真田がドアを開く。中から明るい光がもれた。
「ママお帰り!」
小さな男の子がこんな夜中にも関わらず目をきらきらさせて二人を出迎えた。そして真田に向かってまるで体当たりでもするような勢いで駆け寄る。
「こら祐樹、あんたなんで起きてんのよお!」
そういいながらも彼女は自分の息子を嬉しそうに抱きとめた。
「おかえりなさい。あら、古橋さんじゃないですか、いらっしゃい」
リビングのほうから真田のお母さんが歩いてきた。
大輔は軽く会釈した。
「こんな時間にどうもすみません。また家に帰りそびれてしまって。泊めていただいて宜しいでしょうか?」
「ええ構いませんよ。いつもお仕事大変ですね」
娘によく似た笑顔。
「祐樹、さっきまで寝てたのに急に目を覚まして、わたしまでたたき起こされちゃってねえ。この子はなんであんたが帰ってくる時間が分かるんだろね?」
それを聞いた真田は廊下に膝をついて「息子よ!」と言ってもう一度、青いパジャマ姿の祐樹を抱きしめた。祐樹も「ママよ!」と言って応えた。
「鈴、お風呂沸いてるけど」
「明日の朝でいいわ。眠たい。古橋くん、入ったら?」
「いや、いいよ」
大輔ももう眠かった。明日の取材には平塚まで電車を乗り継いで行くので、八時にはこのマンションを出る必要がある。さすがにもう寝ておかないと。

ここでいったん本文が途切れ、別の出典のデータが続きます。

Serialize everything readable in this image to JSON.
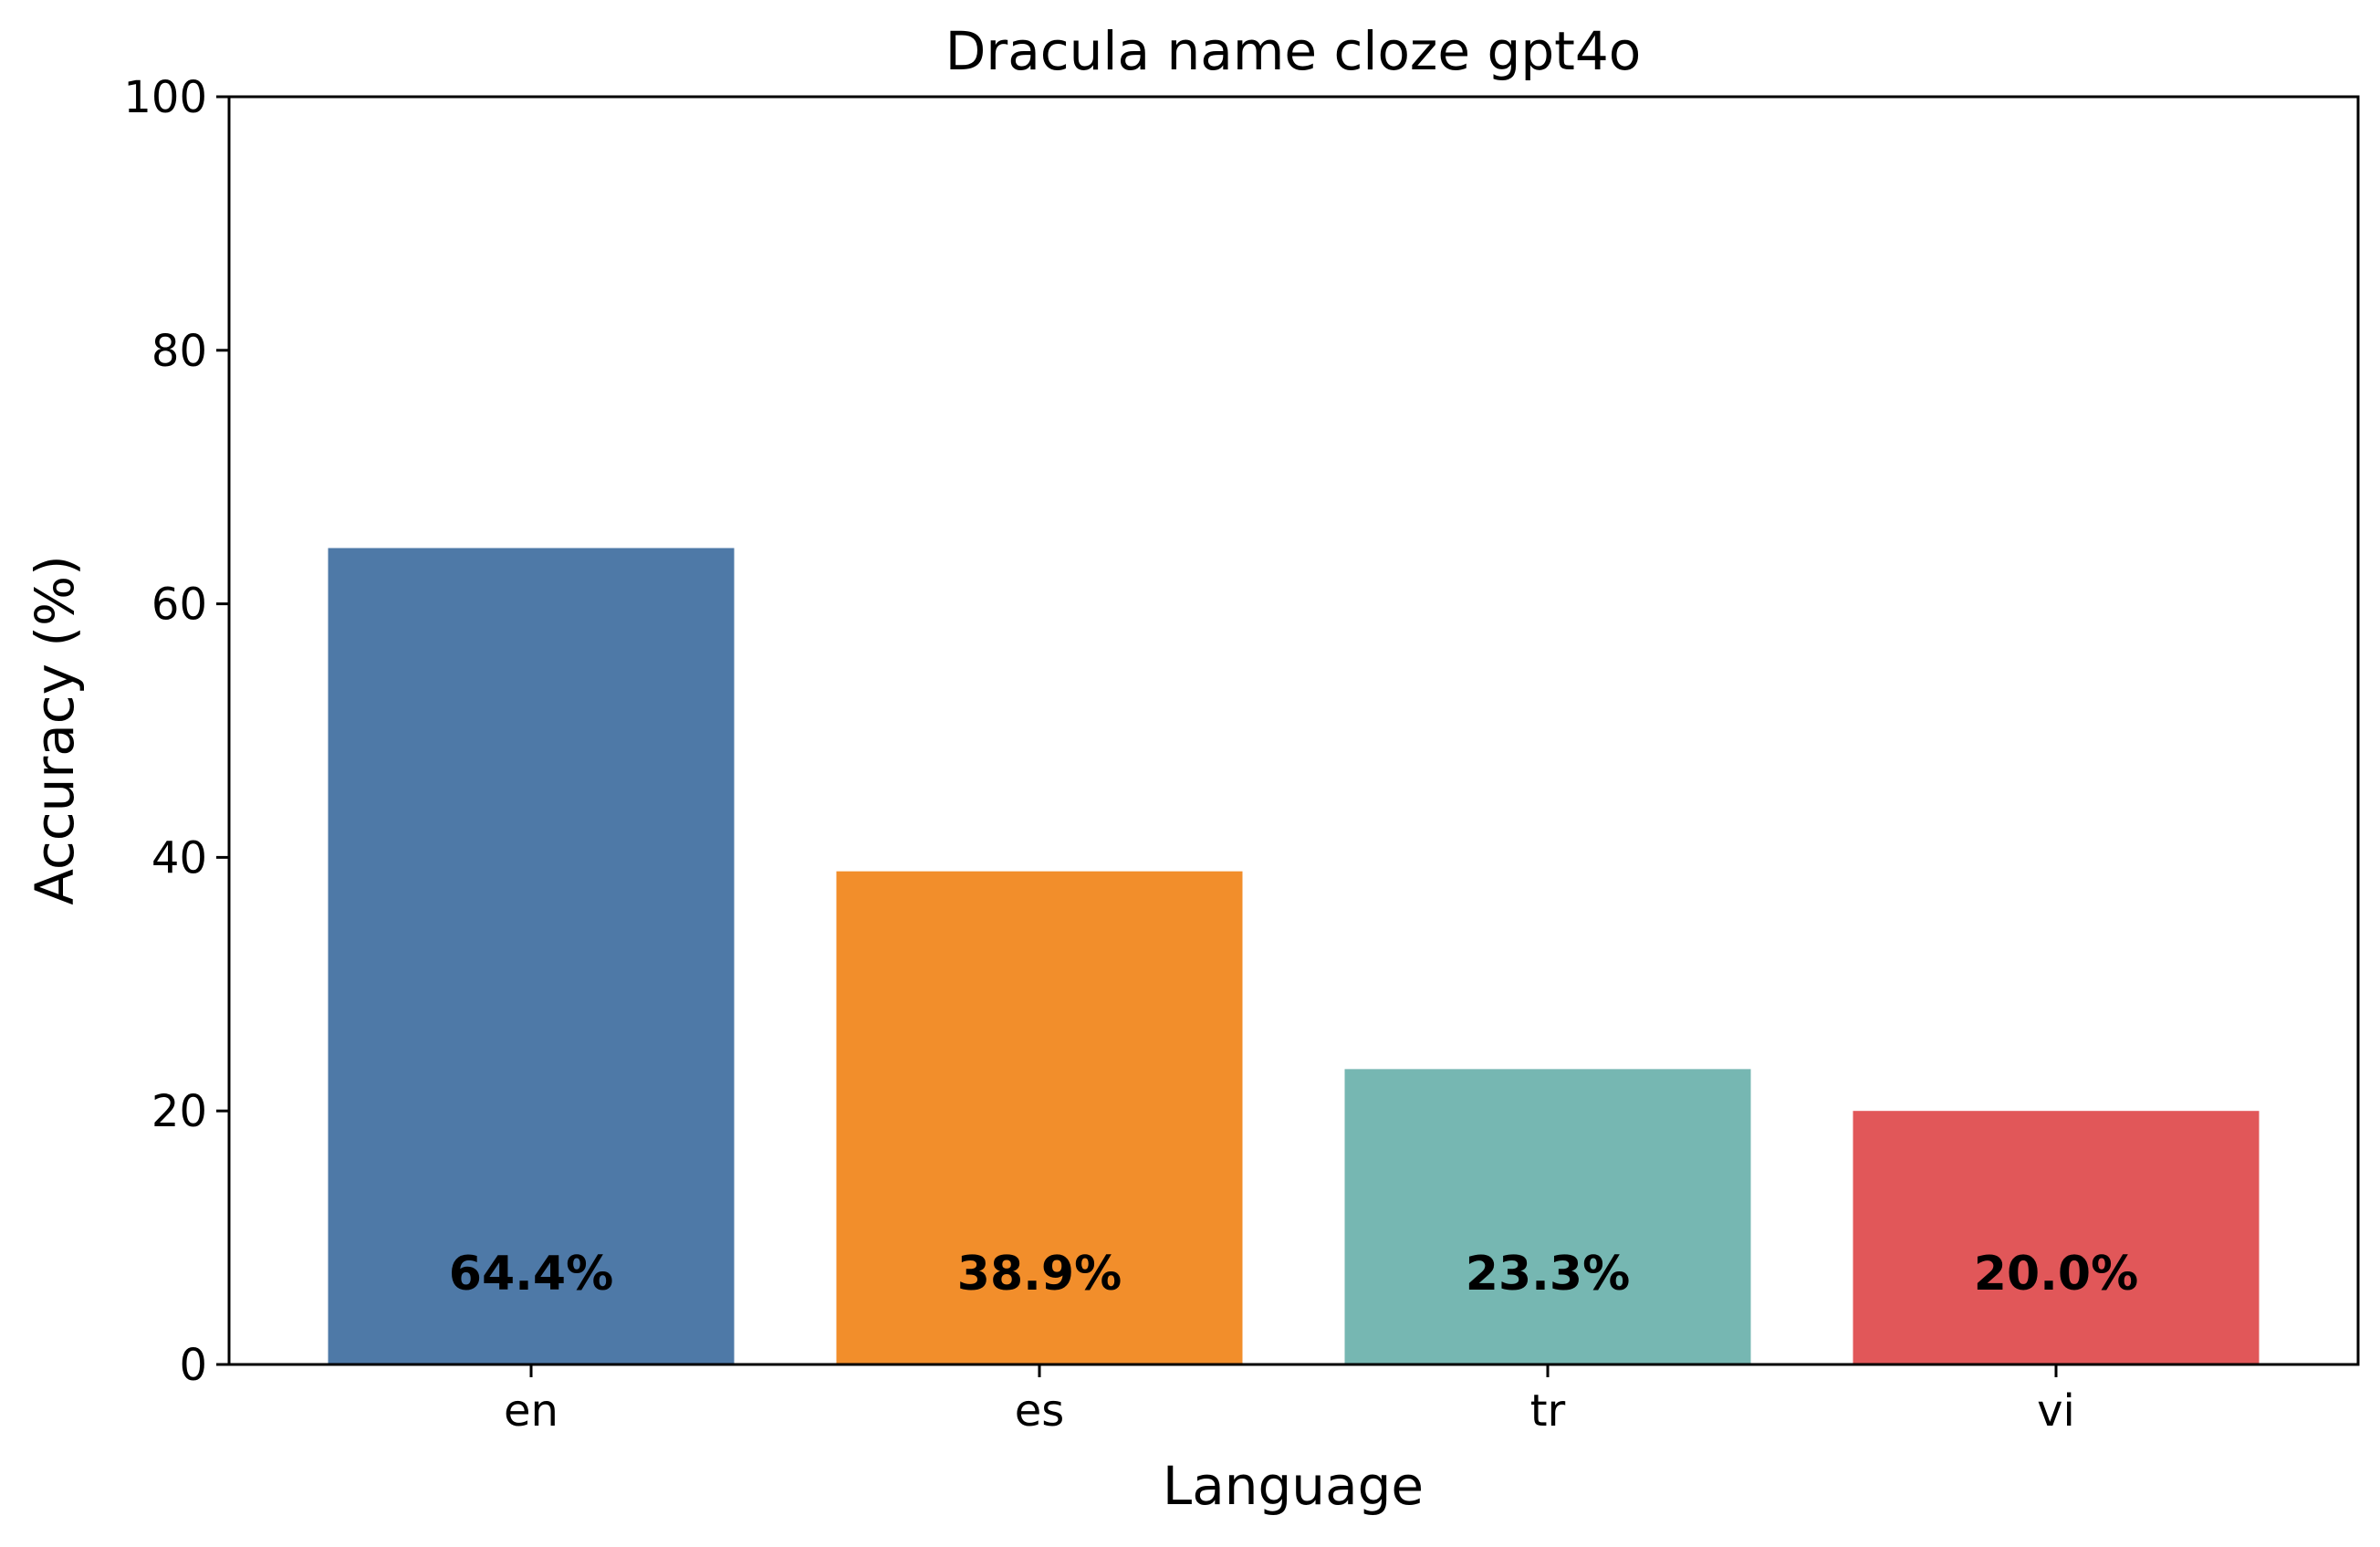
{
  "chart_data": {
    "type": "bar",
    "title": "Dracula name cloze gpt4o",
    "xlabel": "Language",
    "ylabel": "Accuracy (%)",
    "categories": [
      "en",
      "es",
      "tr",
      "vi"
    ],
    "values": [
      64.4,
      38.9,
      23.3,
      20.0
    ],
    "value_labels": [
      "64.4%",
      "38.9%",
      "23.3%",
      "20.0%"
    ],
    "colors": [
      "#4e79a7",
      "#f28e2b",
      "#76b7b2",
      "#e15759"
    ],
    "ylim": [
      0,
      100
    ],
    "yticks": [
      0,
      20,
      40,
      60,
      80,
      100
    ],
    "grid": false,
    "legend": "none"
  }
}
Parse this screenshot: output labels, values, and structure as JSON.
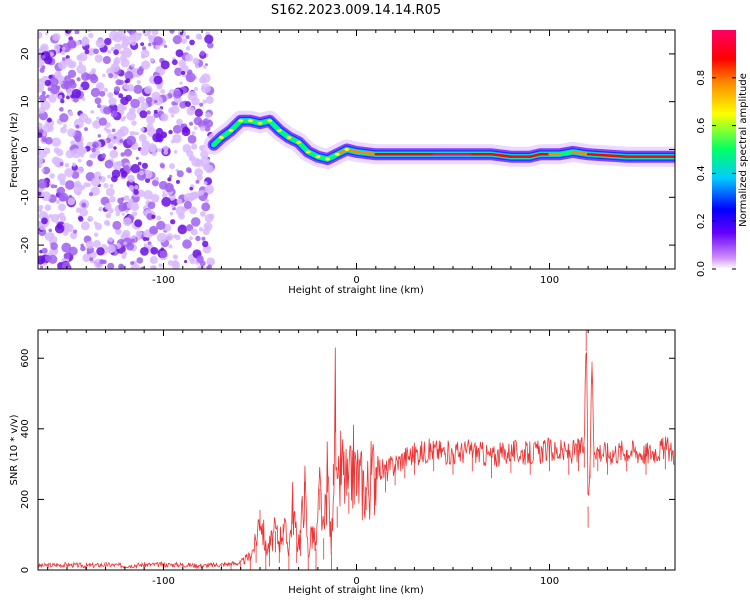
{
  "title": "S162.2023.009.14.14.R05",
  "chart_data": [
    {
      "type": "heatmap",
      "xlabel": "Height of straight line (km)",
      "ylabel": "Frequency (Hz)",
      "xlim": [
        -165,
        165
      ],
      "ylim": [
        -25,
        25
      ],
      "x_ticks": [
        -100,
        0,
        100
      ],
      "x_tick_labels": [
        "-100",
        "0",
        "100"
      ],
      "y_ticks": [
        -20,
        -10,
        0,
        10,
        20
      ],
      "y_tick_labels": [
        "-20",
        "-10",
        "0",
        "10",
        "20"
      ],
      "grid": false,
      "colorbar": {
        "label": "Normalized spectral amplitude",
        "range": [
          0,
          1
        ],
        "ticks": [
          0.0,
          0.2,
          0.4,
          0.6,
          0.8
        ],
        "tick_labels": [
          "0.0",
          "0.2",
          "0.4",
          "0.6",
          "0.8"
        ],
        "colormap": [
          "#ffffff",
          "#cc88ff",
          "#6600ff",
          "#0000ff",
          "#00ccff",
          "#00ff66",
          "#ffff00",
          "#ff8800",
          "#ff0000",
          "#ff0066"
        ]
      },
      "noise_region": {
        "x_range": [
          -165,
          -75
        ],
        "amplitude": 0.3
      },
      "ridge": [
        {
          "x": -74,
          "y": 1,
          "a": 0.5
        },
        {
          "x": -70,
          "y": 2.5,
          "a": 0.55
        },
        {
          "x": -65,
          "y": 4,
          "a": 0.6
        },
        {
          "x": -60,
          "y": 6,
          "a": 0.6
        },
        {
          "x": -55,
          "y": 6,
          "a": 0.6
        },
        {
          "x": -50,
          "y": 5.5,
          "a": 0.6
        },
        {
          "x": -45,
          "y": 6,
          "a": 0.6
        },
        {
          "x": -40,
          "y": 4,
          "a": 0.55
        },
        {
          "x": -35,
          "y": 2.5,
          "a": 0.55
        },
        {
          "x": -30,
          "y": 1.5,
          "a": 0.55
        },
        {
          "x": -25,
          "y": -0.5,
          "a": 0.6
        },
        {
          "x": -20,
          "y": -1.5,
          "a": 0.65
        },
        {
          "x": -15,
          "y": -2,
          "a": 0.7
        },
        {
          "x": -10,
          "y": -1,
          "a": 0.7
        },
        {
          "x": -5,
          "y": 0,
          "a": 0.75
        },
        {
          "x": 0,
          "y": -0.5,
          "a": 0.8
        },
        {
          "x": 10,
          "y": -1,
          "a": 0.85
        },
        {
          "x": 20,
          "y": -1,
          "a": 0.9
        },
        {
          "x": 40,
          "y": -1,
          "a": 0.95
        },
        {
          "x": 60,
          "y": -1,
          "a": 0.95
        },
        {
          "x": 70,
          "y": -1,
          "a": 0.85
        },
        {
          "x": 80,
          "y": -1.5,
          "a": 0.9
        },
        {
          "x": 90,
          "y": -1.5,
          "a": 0.85
        },
        {
          "x": 95,
          "y": -1,
          "a": 0.9
        },
        {
          "x": 100,
          "y": -1,
          "a": 0.9
        },
        {
          "x": 105,
          "y": -1,
          "a": 0.7
        },
        {
          "x": 112,
          "y": -0.5,
          "a": 0.6
        },
        {
          "x": 120,
          "y": -1,
          "a": 0.9
        },
        {
          "x": 140,
          "y": -1.5,
          "a": 0.95
        },
        {
          "x": 165,
          "y": -1.5,
          "a": 0.9
        }
      ]
    },
    {
      "type": "line",
      "xlabel": "Height of straight line (km)",
      "ylabel": "SNR (10 * v/v)",
      "xlim": [
        -165,
        165
      ],
      "ylim": [
        0,
        680
      ],
      "x_ticks": [
        -100,
        0,
        100
      ],
      "x_tick_labels": [
        "-100",
        "0",
        "100"
      ],
      "y_ticks": [
        0,
        200,
        400,
        600
      ],
      "y_tick_labels": [
        "0",
        "200",
        "400",
        "600"
      ],
      "grid": false,
      "color": "#ee3333",
      "series": [
        {
          "x": [
            -165,
            -150,
            -140,
            -130,
            -120,
            -110,
            -100,
            -90,
            -80,
            -70,
            -65,
            -60,
            -55,
            -52,
            -50,
            -47,
            -45,
            -42,
            -40,
            -38,
            -35,
            -33,
            -31,
            -29,
            -27,
            -25,
            -23,
            -21,
            -19,
            -17,
            -15,
            -13,
            -12,
            -11,
            -10,
            -8,
            -6,
            -4,
            -2,
            0,
            5,
            10,
            15,
            20,
            25,
            30,
            40,
            50,
            60,
            70,
            80,
            90,
            100,
            110,
            115,
            118,
            119,
            120,
            121,
            122,
            123,
            125,
            130,
            140,
            150,
            160,
            165
          ],
          "y": [
            12,
            15,
            12,
            15,
            12,
            15,
            15,
            15,
            12,
            15,
            18,
            20,
            40,
            80,
            170,
            60,
            70,
            110,
            80,
            130,
            60,
            190,
            80,
            100,
            250,
            40,
            120,
            60,
            230,
            90,
            280,
            50,
            300,
            450,
            180,
            300,
            260,
            220,
            300,
            270,
            230,
            290,
            280,
            300,
            320,
            330,
            340,
            330,
            340,
            320,
            335,
            330,
            340,
            330,
            340,
            350,
            680,
            180,
            320,
            590,
            350,
            340,
            330,
            340,
            330,
            345,
            330
          ]
        }
      ]
    }
  ]
}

真田は二年前に離婚していて、今はこのマンションで母と一人息子の祐樹との三人で暮らしている。マンションは真田が自分の稼ぎで買ったものだ。
元旦那とは別れてから一度も会っていないそうだ。祐樹の顔が見たいとも言わないらしい。込み入った話をあえて聞こうとは思わないが、なんでも向こうは既に再婚しているそうだ。まあ、人生色々ある。
「さ、寝よう祐樹」
「うん。ママ明日休み?」
「休みだよ、買い物行こうね」
「キンキュウヨビダシ、ないといいね」
「ほんとにね」
洗面所に行った真田を横目で見る大輔に、真田の母親が話しかけた。
「古橋さんは明日も仕事ですか?」
「ええ、まあ」
「また鈴がこんな時間まで付き合わせちゃったんじゃないですか? すみませんねえ」
「全然そんなことないですよ。同意の上です。そんじゃすみませんね。お世話になります」
「いいえ気にしないで下さい。すぐに準備しますわ。寝袋しかないですけど」
「寝袋しかないんですか?」
何で。
翌朝は真田の母が朝食を準備してくれて、恐縮しきりでいただいた。
夕べの、というか数時間前の酒のせいで少し胸焼けがしたが、梅干とわかめの味噌汁と、鮭の切り身がそんな彼を追い立てるでもなく、ほどほどのペースで体に染みこんでいってくれた。実に美味しかった。
玄関先で革靴を履いているときに寝室から真田が、上は濃いグレーのトレーナー、下は黄色いパジャマという格好でふらふらと出てきた。「古橋くんいってらっしゃーい」と枯れた声。
それからまた寝室に戻っていった。彼女のすっぴんは久々に見た。『三十四歳にしては』とか『子持ちにしては』とかの形容をつける必要なく、かわいいと思う。
大輔は、いってきます、と言いかけたが思い直し、「じゃ、また会社でな」と寝室のドアに向かって声をかけ、真田の母にお礼を言ってマンションを出た。
この時間だと満員電車に直撃してしまうが仕方がなかった。